The Do Nots of Software Testing - a #pnsqc Live Blog

Melissa Tondi makes a point that, at this and many other conferences, we learn a lot of things we should do. She's taking a different tack and suggesting things we should not be doing.

Do NOT Be the Enabler

I can relate to this in the sense that, in a number of sprints or times of challenge, we jump in and we become the hero (sometimes). However, there is a danger here and that danger is that it can communicate to others on the team that things can wait because the test team will be the ones to make sure it gets in under the wire. Possibly, but then that also means there may be things we miss because of being left at the end.

Risk-based and Context-driven testing approaches can help here, and we can do quality testing without necessarily driving ourselves to distraction but ultimately if we are in a situation where we can see that we are going to find that testing is about to enter an enabling phase, we as a team need to be able to figure out how to not allow that enabling to happen. As Scrum Master on my team, I am actually in a good position to make sure that this doesn't happen (or at least I can give my best effort to help see that that doesn't happen if possible).

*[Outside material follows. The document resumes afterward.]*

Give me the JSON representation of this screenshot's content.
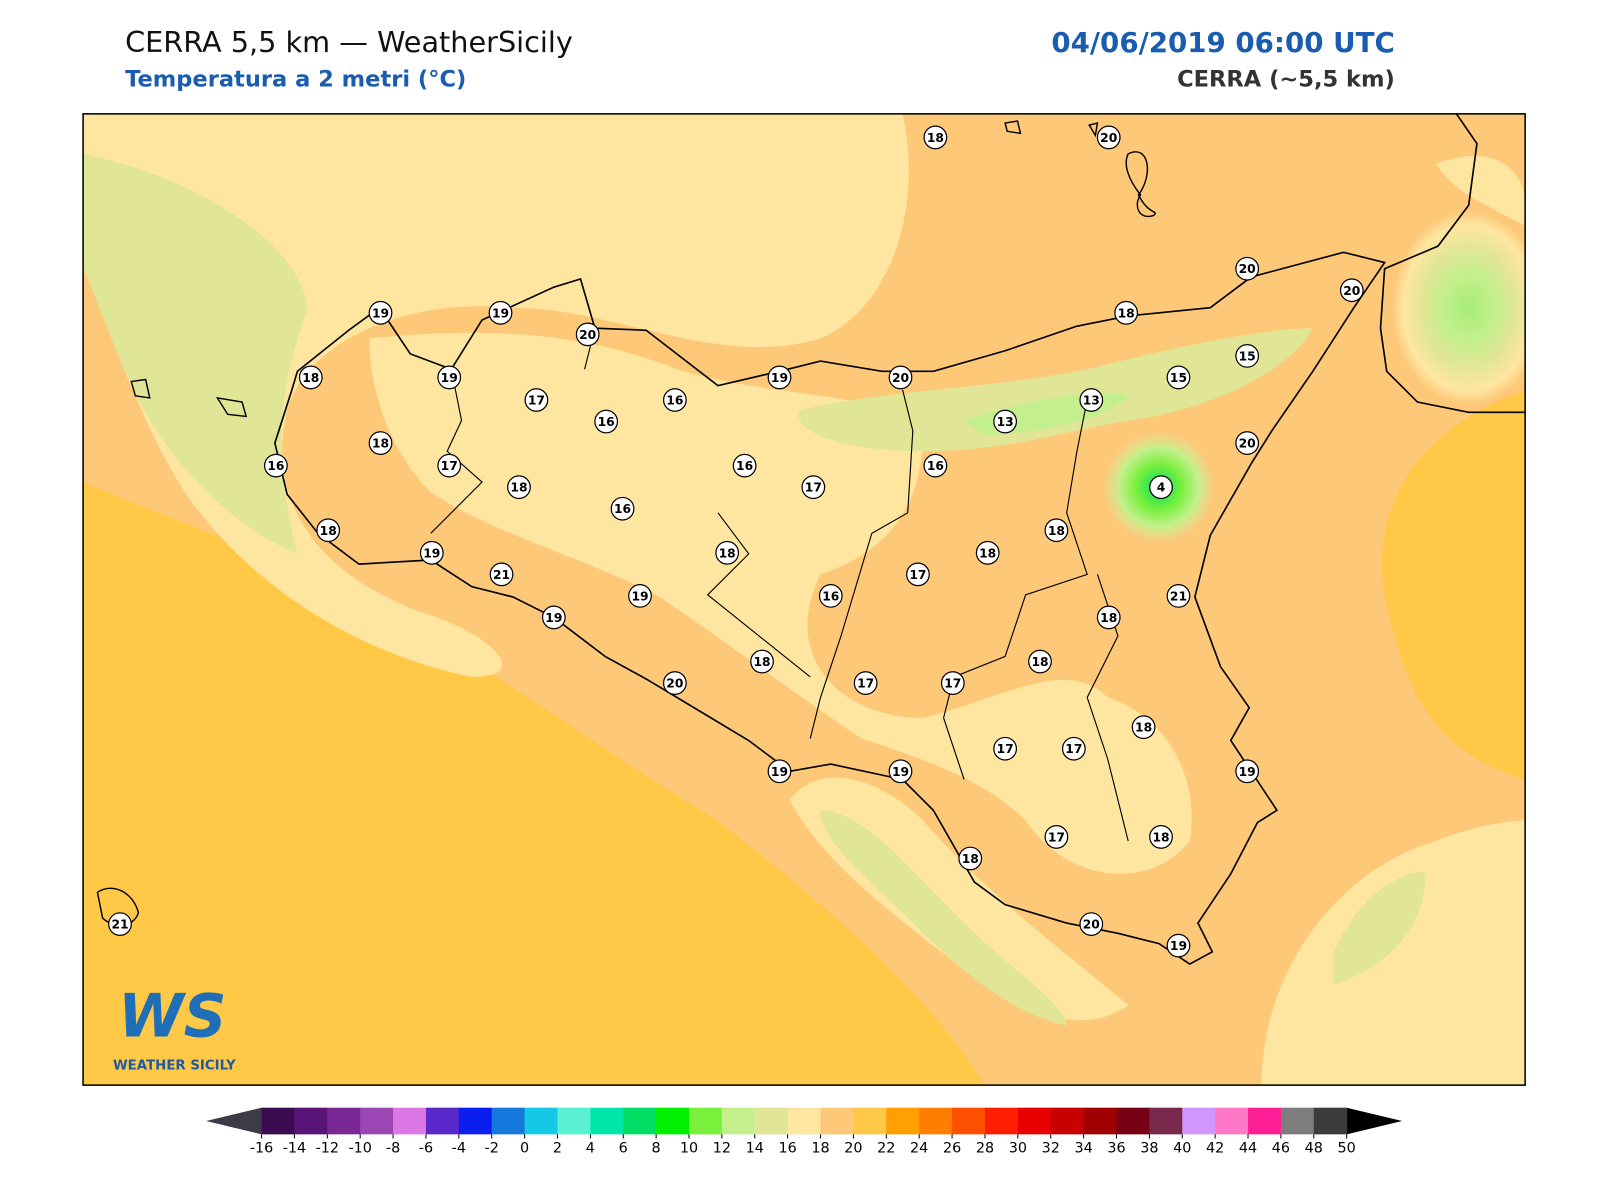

Do NOT Automate Everything

I agree with this. I think there are important aspects that can and should be automated, especially if it helps us avoid busywork. However, when we focus on the "Everything" we end up losing focus and perhaps developing better solutions, not to mention having to charge through a lot of busywork. We should emphasize that automation help make us more efficient. If we are not achieving that, we need to push back and ask why or determine what we could/should be doing. In my world view, what I want to determine is "what am I doing that takes a lot of time and is repetitious?" Additionally, there are methods of automation that are better than others. Simon Stewart gave a great talk on this at STPcon in Newport Beach this year, so I suggest looking up that talk and reviewing it.

Do NOT Have QA-ONLY" Sprints of Cycles

If you hear the term "hardening sprint", then that's what this is. The challenge of this is that there is a lot of regression testing that needs to be processed and has the potential of losing both momentum and time as we find areas that don't mesh well together. Melissa describes "The ABC Rule":

- Always Be Coupled (with dev)
  Try to keep development and testing work coupled as closely as possible

Do NOT Own All Testing

Software Testing needs to happen at all levels. If a team has developers that have all of the testing aspects performed by the testing group, that's both a danger and a missed opportunity. By encouraging testing at all levels of development, the odds of delivering real quality product goes up considerably.

Do NOT Hide Information

This is trickier than it sounds. We are not talking about lying or hiding important things that everyone should know. This is more the danger of implicit information that we might know and act on but may not even be aware of it. We need to commit to making information as explicit as we possibly can and certainly do so when we become aware of it. If we determine information is needed to be known and then we don't act on it, then we are just as guilty as if we deliberately hid important information.